After a four-episode arc, with C.J. successfully protected, Harmon's character dies a senseless death in West Wing's season finale. Tragically dead agent, very sad C.J., and ... star of a new hit TV show. Harmon's Simon Donovan is a more urbane version of Harmon's Leroy Jethro Gibbs, the protagonist of NCIS, as you can see looking at these West Wing scenes just above. I have no doubt that the producers of JAG, the hit show that produced NCIS as a spin-off less than a year after his final West Wing episode aired, saw Mark Harmon in this role and said, that's the guy.

Even though Harman as Gibbs is the guy, he couldn't save this latest NCIS season finale from being on the underwhelming side.
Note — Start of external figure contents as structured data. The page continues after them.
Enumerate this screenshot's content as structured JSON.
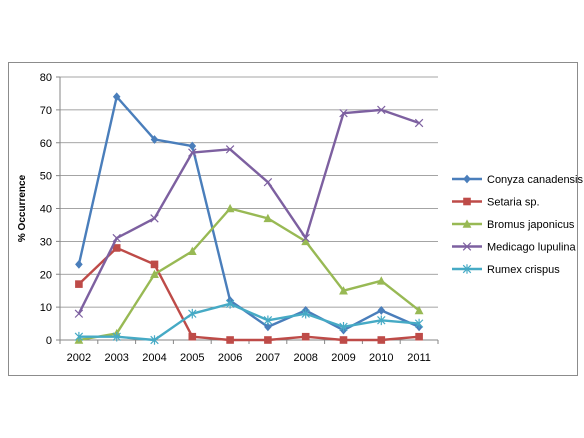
{
  "chart_data": {
    "type": "line",
    "title": "",
    "xlabel": "",
    "ylabel": "% Occurrence",
    "ylim": [
      0,
      80
    ],
    "yticks": [
      0,
      10,
      20,
      30,
      40,
      50,
      60,
      70,
      80
    ],
    "categories": [
      "2002",
      "2003",
      "2004",
      "2005",
      "2006",
      "2007",
      "2008",
      "2009",
      "2010",
      "2011"
    ],
    "grid": "horizontal",
    "legend_position": "right",
    "series": [
      {
        "name": "Conyza canadensis",
        "color": "#4a7ebb",
        "marker": "diamond",
        "values": [
          23,
          74,
          61,
          59,
          12,
          4,
          9,
          3,
          9,
          4
        ]
      },
      {
        "name": "Setaria sp.",
        "color": "#be4b48",
        "marker": "square",
        "values": [
          17,
          28,
          23,
          1,
          0,
          0,
          1,
          0,
          0,
          1
        ]
      },
      {
        "name": "Bromus japonicus",
        "color": "#98b954",
        "marker": "triangle",
        "values": [
          0,
          2,
          20,
          27,
          40,
          37,
          30,
          15,
          18,
          9
        ]
      },
      {
        "name": "Medicago lupulina",
        "color": "#7d60a0",
        "marker": "x",
        "values": [
          8,
          31,
          37,
          57,
          58,
          48,
          31,
          69,
          70,
          66
        ]
      },
      {
        "name": "Rumex crispus",
        "color": "#46aac5",
        "marker": "star",
        "values": [
          1,
          1,
          0,
          8,
          11,
          6,
          8,
          4,
          6,
          5
        ]
      }
    ]
  }
}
It was the culmination of an unusual five episode arc detailing the search for the "Port to Port killer," a serial killer preying on Navy personnel when they make landfall.

In the excellent penultimate episode, Gibbs' mentor Mike Franks meets his maker at the hands of the serial killer, who turns out to be a naval officer unhinged by his part in a secret assassination program. Franks, played by Muse Watson (of guilty pleasure classic Prison Break), is mostly present as a confidante-ghost presence in the episode. He prompts some unusual for this sort of show musings on life and death as the series wends its way into the realm of political/intelligence world conspiracy with a secret CIA/Navy assassination bureau, seemingly Israeli-linked, undertaking killings both for "national security" and as "political favors."

But the finale dissipates hard-won suspense at nearly every turn and the fearsome assassin proves suspiciously easy to take down. So suspicious, in fact, that it may be part of a segue to the new season. In fact, the episode works best for that purpose, establishing a shadowy new reality in which the team must operate. The secretary of the Navy has resigned for his role in the backfiring operation only to be replaced by another high-powered politico with a shadowy agenda. Our team is still together but DiNozzo is now ordered to spy on an undisclosed colleague who is supposedly a big security leak.

A riveting episode? No. But a good set-up for yet another season as America's most popular drama.

America likes military lite -- would the military be so very popular if Americans actually had to, you know, serve? -- and in NCIS has found its show. 24 proved too intense, controversial, and ultimately repetitive and far-fetched. Other post-9/11 shows, such as The Unit, were too by the book in their depiction of the military and intelligence worlds.

NCIS provides the aura and seeming certitude of the military wrapped inside out in a quirky yet comforting procedural package. Gibbs is a hard-ass, but a very nice hard-ass, who usually has all the answers thanks to his well-honed "gut." And when he doesn't, the quirky science nerds are there to help him out in their reassuringly civvy ways.

Yet there are forces out there that the team doesn't have a handle on. Maybe nefarious forces, maybe within the ranks of our allies and our own government and industry. Just as Americans think there are.